Действительно, судьба не благоприятствовала Заглобе: если бы он встретил Кушеля, то сразу избавился бы от тревог и опасностей.
В Прохоровке он узнал ужасное известие о корсунском поражении. Уже по дороге в Золотоноши по деревням и хуторам ходили слухи о великой битве и о победе Хмельницкого, но Заглоба не верил им, зная по опыту, что среди народа каждое известие всегда бывает преувеличено и что он любит рассказывать чудеса о казацких победах Но в Прохоровке все его сомнения рассеялись, страшная и зловещая истина поразила его. Хмель торжествовал: коронные войска были уничтожены, гетманы в плену, а вся Украина была объята огнем.
Заглоба в первую минуту растерялся; он был в ужасном положении, счастье ему изменило: он не нашел в Золотоношах никакого гарнизона, а жители были все против ляхов. Он не сомневался ни минуты, что Богун ищет его и рано или поздно нападет на его след и что гончая, которая гналась за ним, не даст себя сбить с верного пути. Имея за собой Богуна, перед собой — бунт, резню, пожары, татарские отряды и остервенелую толпу, он не знал, что ему предпринять. При таких условиях бегство было невозможно, в особенности с девушкой, хотя и переодетой в дедовского поводыря, но всюду обращавшей на себя внимание своей красотой. Действительно, было от чего потерять голову. Но Заглоба никогда не терялся надолго. Среди величайшего беспорядка в мыслях он отлично сознавал, что Богуна он боится сто раз больше, чем самого Хмельницкого, резни и бунта. При одной мысли, что он может попасть в руки страшного атамана, его пробирала дрожь. "Задал бы он мне трепку, — повторял он поминутно, — если бы я попался ему в руки!" Оставалось одно только спасение — бросить Елену, но он не хотел делать этого.
— Должно быть, — говорил он ей, — вы напоили меня каким-нибудь зельем, что я для вас готов на все, даже пожертвовать жизнью.
Он не допускал даже мысли, чтобы бросить ее, но что делать, он и сам не знал.

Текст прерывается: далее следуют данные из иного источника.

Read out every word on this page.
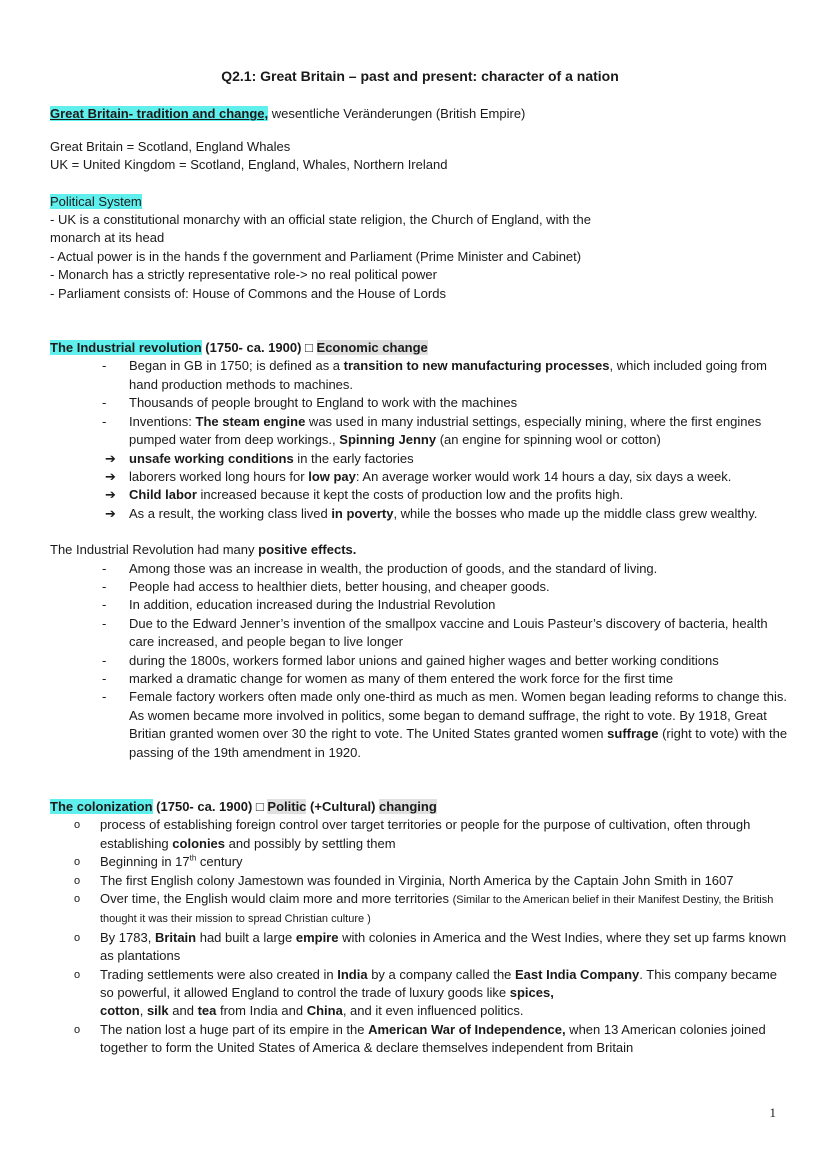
Q2.1: Great Britain – past and present: character of a nation

Great Britain- tradition and change, wesentliche Veränderungen (British Empire)

Great Britain = Scotland, England Whales

UK = United Kingdom = Scotland, England, Whales, Northern Ireland

Political System

- UK is a constitutional monarchy with an official state religion, the Church of England, with the

monarch at its head

- Actual power is in the hands f the government and Parliament (Prime Minister and Cabinet)

- Monarch has a strictly representative role-> no real political power

- Parliament consists of: House of Commons and the House of Lords

The Industrial revolution (1750- ca. 1900) □ Economic change

- Began in GB in 1750; is defined as a transition to new manufacturing processes, which included going from hand production methods to machines.
- Thousands of people brought to England to work with the machines
- Inventions: The steam engine was used in many industrial settings, especially mining, where the first engines pumped water from deep workings., Spinning Jenny (an engine for spinning wool or cotton)
➔ unsafe working conditions in the early factories
➔ laborers worked long hours for low pay: An average worker would work 14 hours a day, six days a week.
➔ Child labor increased because it kept the costs of production low and the profits high.
➔ As a result, the working class lived in poverty, while the bosses who made up the middle class grew wealthy.

The Industrial Revolution had many positive effects.

- Among those was an increase in wealth, the production of goods, and the standard of living.
- People had access to healthier diets, better housing, and cheaper goods.
- In addition, education increased during the Industrial Revolution
- Due to the Edward Jenner’s invention of the smallpox vaccine and Louis Pasteur’s discovery of bacteria, health care increased, and people began to live longer
- during the 1800s, workers formed labor unions and gained higher wages and better working conditions
- marked a dramatic change for women as many of them entered the work force for the first time
- Female factory workers often made only one-third as much as men. Women began leading reforms to change this. As women became more involved in politics, some began to demand suffrage, the right to vote. By 1918, Great Britian granted women over 30 the right to vote. The United States granted women suffrage (right to vote) with the passing of the 19th amendment in 1920.

The colonization (1750- ca. 1900) □ Politic (+Cultural) changing

o process of establishing foreign control over target territories or people for the purpose of cultivation, often through establishing colonies and possibly by settling them
o Beginning in 17th century
o The first English colony Jamestown was founded in Virginia, North America by the Captain John Smith in 1607
o Over time, the English would claim more and more territories (Similar to the American belief in their Manifest Destiny, the British thought it was their mission to spread Christian culture )
o By 1783, Britain had built a large empire with colonies in America and the West Indies, where they set up farms known as plantations
o Trading settlements were also created in India by a company called the East India Company. This company became so powerful, it allowed England to control the trade of luxury goods like spices,
cotton, silk and tea from India and China, and it even influenced politics.
o The nation lost a huge part of its empire in the American War of Independence, when 13 American colonies joined together to form the United States of America & declare themselves independent from Britain
1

— Князя искать поздно! Передо мной море бунта; нырну в него, а потом, даст Бог, переберусь на другой берег. — И он решил переправиться на другой берег Днепра.
Но в Прохоровне это не легко было сделать, потому что Николай Потоцкий забрал для Кшечовского все лодки и чайки от Переяславля до самого Чигирина.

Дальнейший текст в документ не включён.